Can OpenCV decode video frames in real time, and still leave enough
CPU left over to do nontrivial image analysis, also in real-time?
Is sufficient to use ffpmeg for MPEG-2 transport stream decoding, or
is it preferable to just use an MPEG-2 decoding library directly (and if so, which one)?
Are there particular pixel formats for the output frames that ffmpeg
or OpenCV is particularly efficient at producing (like RGB, YUV, or YUV422, etc)?
1.
I would definitely recommend OpenCV for "real-time" image analysis. I assume by real-time you are referring to the ability to keep up with TV frame rates (e.g., NTSC (29.97 fps) or PAL (25 fps)). Of course, as mentioned in the comments, it certainly depends on the hardware you have available as well as the image size SD (480p) vs. HD (720p or 1080p). FFmpeg certainly has its quirks, but you would be hard pressed to find a better free alternative. Its power and flexibility quite impressive; I'm sure that is one of the reasons that the OpenCV developers decided to use it as the back-end for video decoding/encoding with OpenCV.
2.
I have not seen issues with high-latency while using OpenCV for decoding. How much latency can your system have? If you need to increase performance, consider using separate threads for capture/decoding and image analysis. Since you mentioned having multi-processor systems, this should take greater advantage of your processing capabilities. I would definitely recommend using the latest Intel Core-i7 (or possibly the Xeon equivalent) architecture as this will give you the best performance available today.

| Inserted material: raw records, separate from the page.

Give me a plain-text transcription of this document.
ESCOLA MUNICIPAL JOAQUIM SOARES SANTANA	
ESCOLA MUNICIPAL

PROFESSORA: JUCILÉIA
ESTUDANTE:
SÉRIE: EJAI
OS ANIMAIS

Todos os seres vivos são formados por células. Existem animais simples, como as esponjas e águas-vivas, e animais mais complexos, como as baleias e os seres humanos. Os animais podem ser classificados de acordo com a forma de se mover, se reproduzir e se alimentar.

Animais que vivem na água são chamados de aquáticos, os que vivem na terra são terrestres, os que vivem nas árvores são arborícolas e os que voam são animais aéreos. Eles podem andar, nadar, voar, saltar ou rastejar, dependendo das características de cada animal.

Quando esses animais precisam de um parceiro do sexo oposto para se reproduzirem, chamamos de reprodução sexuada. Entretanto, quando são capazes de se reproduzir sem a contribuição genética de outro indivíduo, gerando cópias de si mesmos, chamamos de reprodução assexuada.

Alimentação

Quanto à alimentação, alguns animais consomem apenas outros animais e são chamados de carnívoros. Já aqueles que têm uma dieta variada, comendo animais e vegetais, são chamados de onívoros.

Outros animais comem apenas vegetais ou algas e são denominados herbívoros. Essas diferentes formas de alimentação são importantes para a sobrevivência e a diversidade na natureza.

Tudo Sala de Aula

I have used OpenCV on several embedded systems, so I'm quite familiar with your desire for peak performance. I have found many times that it was unnecessary to process a full frame image (especially when trying to determine masks). I would highly recommend down-sampling the images if you are having difficultly processing your acquired video streams. This can sometimes instantly give you a 4-8X speedup (depending on your down-sample factor). Also on the performance front, I would definitely recommend using Intel's IPP. Since OpenCV was originally an Intel project, IPP and OpenCV blend very well together.

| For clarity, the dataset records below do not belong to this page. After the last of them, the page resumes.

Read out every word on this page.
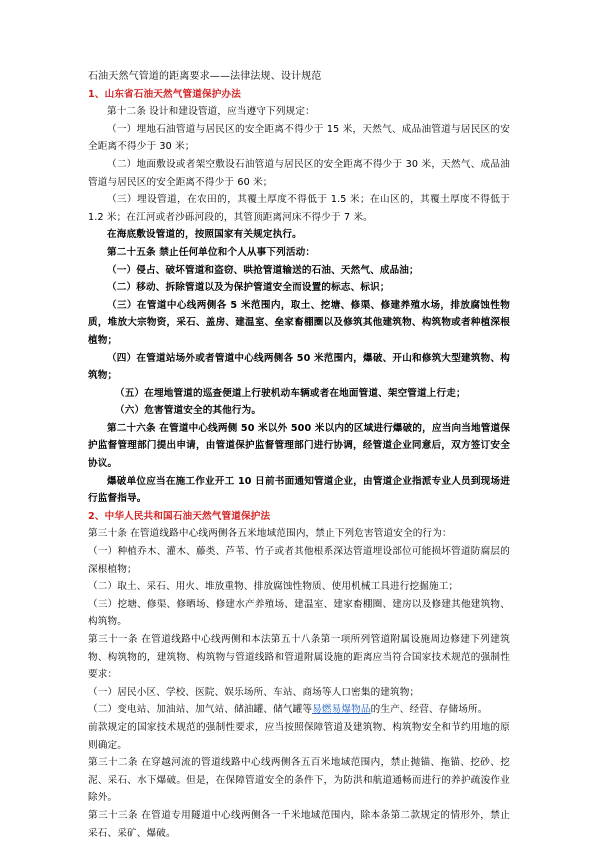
石油天然气管道的距离要求——法律法规、设计规范

1、山东省石油天然气管道保护办法

第十二条 设计和建设管道，应当遵守下列规定：

（一）埋地石油管道与居民区的安全距离不得少于 15 米，天然气、成品油管道与居民区的安全距离不得少于 30 米；

（二）地面敷设或者架空敷设石油管道与居民区的安全距离不得少于 30 米，天然气、成品油管道与居民区的安全距离不得少于 60 米；

（三）埋设管道，在农田的，其覆土厚度不得低于 1.5 米；在山区的，其覆土厚度不得低于 1.2 米；在江河或者沙砾河段的，其管顶距离河床不得少于 7 米。

在海底敷设管道的，按照国家有关规定执行。

第二十五条 禁止任何单位和个人从事下列活动：

（一）侵占、破坏管道和盗窃、哄抢管道输送的石油、天然气、成品油；

（二）移动、拆除管道以及为保护管道安全而设置的标志、标识；

（三）在管道中心线两侧各 5 米范围内，取土、挖塘、修渠、修建养殖水场，排放腐蚀性物质，堆放大宗物资，采石、盖房、建温室、垒家畜棚圈以及修筑其他建筑物、构筑物或者种植深根植物；

（四）在管道站场外或者管道中心线两侧各 50 米范围内，爆破、开山和修筑大型建筑物、构筑物；

（五）在埋地管道的巡查便道上行驶机动车辆或者在地面管道、架空管道上行走；

（六）危害管道安全的其他行为。

第二十六条 在管道中心线两侧 50 米以外 500 米以内的区域进行爆破的，应当向当地管道保护监督管理部门提出申请，由管道保护监督管理部门进行协调，经管道企业同意后，双方签订安全协议。

爆破单位应当在施工作业开工 10 日前书面通知管道企业，由管道企业指派专业人员到现场进行监督指导。

2、中华人民共和国石油天然气管道保护法

第三十条 在管道线路中心线两侧各五米地域范围内，禁止下列危害管道安全的行为：

（一）种植乔木、灌木、藤类、芦苇、竹子或者其他根系深达管道埋设部位可能损坏管道防腐层的深根植物；

（二）取土、采石、用火、堆放重物、排放腐蚀性物质、使用机械工具进行挖掘施工；

（三）挖塘、修渠、修晒场、修建水产养殖场、建温室、建家畜棚圈、建房以及修建其他建筑物、构筑物。

第三十一条 在管道线路中心线两侧和本法第五十八条第一项所列管道附属设施周边修建下列建筑物、构筑物的，建筑物、构筑物与管道线路和管道附属设施的距离应当符合国家技术规范的强制性要求：

（一）居民小区、学校、医院、娱乐场所、车站、商场等人口密集的建筑物；

（二）变电站、加油站、加气站、储油罐、储气罐等易燃易爆物品的生产、经营、存储场所。

前款规定的国家技术规范的强制性要求，应当按照保障管道及建筑物、构筑物安全和节约用地的原则确定。

第三十二条 在穿越河流的管道线路中心线两侧各五百米地域范围内，禁止抛锚、拖锚、挖砂、挖泥、采石、水下爆破。但是，在保障管道安全的条件下，为防洪和航道通畅而进行的养护疏浚作业除外。

第三十三条 在管道专用隧道中心线两侧各一千米地域范围内，除本条第二款规定的情形外，禁止采石、采矿、爆破。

Finally, because image-processing is one of those "embarrassingly parallel" problem fields don't forget about the possibility of using GPUs as a hardware accelerator for your problems if needed. OpenCV has been doing a lot of work on this area as of late, so you should have those tools available to you if needed.
3.
I think FFmpeg would be a good starting point; most of the alternatives I can think of (Handbrake, mencoder, etc.) tend to use ffmpeg as a backend, but it looks like you could probably roll your own with IPP's Video Coding library if you wanted to.
4.
OpenCV's internal representation of colors is BGR unless you use something like cvtColor to convert it. If you would like to see a list of the pixel formats that are supported by FFmpeg, you can run
ffmpeg -pix_fmts
to see what it can input and output.
For the 4th question only:
video streams are encoded in a 422 format: YUV, YUV422, YCbCr, etc. Converting them to BGR and back (for re-encoding) eats up lots of time. So if you can write your algorithms to run on YUV you'll get an instant performance boost.
Note 1. While OpenCV natively supports BGR images, you can make it process YUV, with some care and knowledge about its internals.
By example, if you want to detect some people in the video, just take the upper half of the decoded video buffer (it contains the grayscale representation of the image) and process it.
Note 2. If you want to access the YUV image in opencv, you must use ffmpeg API directly in your app. OpenCV force the conversion from YUV to BGR in its VideoCapture API.